Friday, May 13, 2022

Apple keeps trying to duck infringement claims over three Ericsson 5G patents in Eastern District of Texas: reply brief

Whether in a policy context like the IEEE's standard-essential patent (SEP) policy or in litigation, I often find that Apple will say anything that it believes may advance its agenda--or will even have astroturfers say it. It strikes me as add that one of the most admired companies in history lacks the self-respect to choose its arguments more wisely.

In the multi-jurisdictional 5G SEP dispute with Ericsson, there's now been a pattern of Apple contradicting itself. One might even say that the only thing consistent about Apple's tactics is that they're constantly being inconsistent. Whether one agrees or disagrees with Ericsson's royalty demands (which is for the courts to decide in the end, unless the parties can reach an agreement), Ericsson's actions are straightforward. They have SEPs and non-SEPs that Apple isn't currently licensed to (as the previous contract expired in mid-January), and that's why they're enforcing their intellectual property rights in different venues, all of which have mechanisms in place to protect implementers against so-called patent hold-up. By contrast, Apple will tell one thing to the court in the Eastern District of Texas and another to courts in foreign countries, only to get Ericsson's cases there stayed. Apple even conflated SEPs and non-SEPs (by suggesting that a SEP rate-setting action could dispose of Ericsson's non-SEP assertions, though there is no general entitlement to a non-SEP license) or turned the antitrust concept of tying on its head. That's just not the way to build and maintain credibility with courts and commentators.

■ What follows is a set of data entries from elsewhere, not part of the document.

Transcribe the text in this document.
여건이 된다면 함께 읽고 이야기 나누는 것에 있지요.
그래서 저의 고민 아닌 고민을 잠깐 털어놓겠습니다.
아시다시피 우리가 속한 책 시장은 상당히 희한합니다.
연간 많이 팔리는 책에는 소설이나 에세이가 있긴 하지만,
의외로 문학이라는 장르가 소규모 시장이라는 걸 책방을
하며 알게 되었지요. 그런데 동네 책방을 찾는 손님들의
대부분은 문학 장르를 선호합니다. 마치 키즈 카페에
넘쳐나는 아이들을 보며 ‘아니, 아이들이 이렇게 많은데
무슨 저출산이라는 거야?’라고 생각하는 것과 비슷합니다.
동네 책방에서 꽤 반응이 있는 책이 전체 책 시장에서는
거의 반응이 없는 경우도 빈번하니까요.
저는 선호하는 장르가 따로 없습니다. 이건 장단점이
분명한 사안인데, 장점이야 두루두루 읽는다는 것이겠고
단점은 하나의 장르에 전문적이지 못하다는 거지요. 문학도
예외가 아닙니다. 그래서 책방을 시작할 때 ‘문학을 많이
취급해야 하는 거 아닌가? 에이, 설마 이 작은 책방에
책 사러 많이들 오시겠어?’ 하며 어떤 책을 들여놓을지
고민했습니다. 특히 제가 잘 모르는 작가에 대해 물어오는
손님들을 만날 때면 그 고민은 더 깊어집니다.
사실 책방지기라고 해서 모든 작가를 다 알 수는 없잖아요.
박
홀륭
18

The self-contradiction I have to highlight now is that Apple itself challenged three Ericsson 5G SEPs through declaratory-judgment claims back in December, but after Judge Rodney Gilstrap perfectly reasonably severed the FRAND claims from that case (and incorporated them into Ericsson's earlier-filed FRAND actions as compulsory counterclaims), Apple was no longer interested in pursuing its own requests for declaratory judgment. Apple's DJ claims forced Ericsson to bring compulsory counterclaims of infringement (in the alternative, Ericsson would have had to "pull a Qualcomm" and just give up on those patents by not bringing compulsory counterclaims, thereby effectively giving Apple a free license). The only surprise here was that Ericsson didn't take Apple up on its offer to stay those DJ claims but is now exuding maximum confidence in those patents--which Apple thought were Ericsson's weakest 5G declared-essential patents--and insisting that the claims be resolved. By not opposing the stay, Ericsson could have avoided a waiver.

Now, Apple has replied in support of its motion for a stay, and I'll share some observations below the document:

22-05-12 Apple Reply ISO Mo... by Florian Mueller

Two of Apple's three reply arguments are about remedies: Ericsson is allegedly neither entitled to monetary relief because Apple will obtain a license anyway (based on a FRAND claim it brought in the very same complaint as the DJ claims, so this is nothing new) nor can it get an injunction (because Ericsson itself, a looong time ago, opposed an ITC import ban over SEPs, which falls far short of setting binding precedent).

The third item is that Apple describes as "incorrect" Ericsson's suggestion that Apple brought the DJ claims just to give the Federal--not Fifth--Circuit appellate jurisdiction. That is something that I already identified as Apple's transparent tactical objective long before Ericsson said so. It's just too obvious. Now Apple says it "filed the -460 Action with both FRAND-based and patent-based claims because it believed that the merits of the patent claims were relevant to determining a FRAND rate," but as the court severed the claims and the two-way FRAND case "is set for trial first," Apple says "it will be far more efficient to stay the -460 Action pending resolution of the -376 Action."

The implausible part here is that, given the size of Ericsson's portfolio, a sample of three patents that Apple itself handpicked could hardly ever have been relevant to the FRAND rate. Whether Apple would have prevailed on all three DJ claims, or Ericsson on all three of those patents, or something in between would have been the outcome, I can't see what productive purpose those determinations would ever have served.

Also, given that either decision can be appealed and no one can predict today how long it will take for a case to be really resolved, it is still quite possible that the licensing situation remains unclarified at the time a patent infringement decision becomes enforceable.

When Judge Gilstrap denied Ericsson's (somewhat unusual) motion to confirm Apple's commitment to be bound by the court's FRAND decision, he clearly said that Apple, by its own representations, would remain free not to take a license from Ericsson. So Apple's reply in support of its motion to stay the three-patent infringement case looks a little bit like a motion for clarification or even reconsideration of Judge Gilstrap's recent order. We'll see whether he takes the bait or is getting tired of this.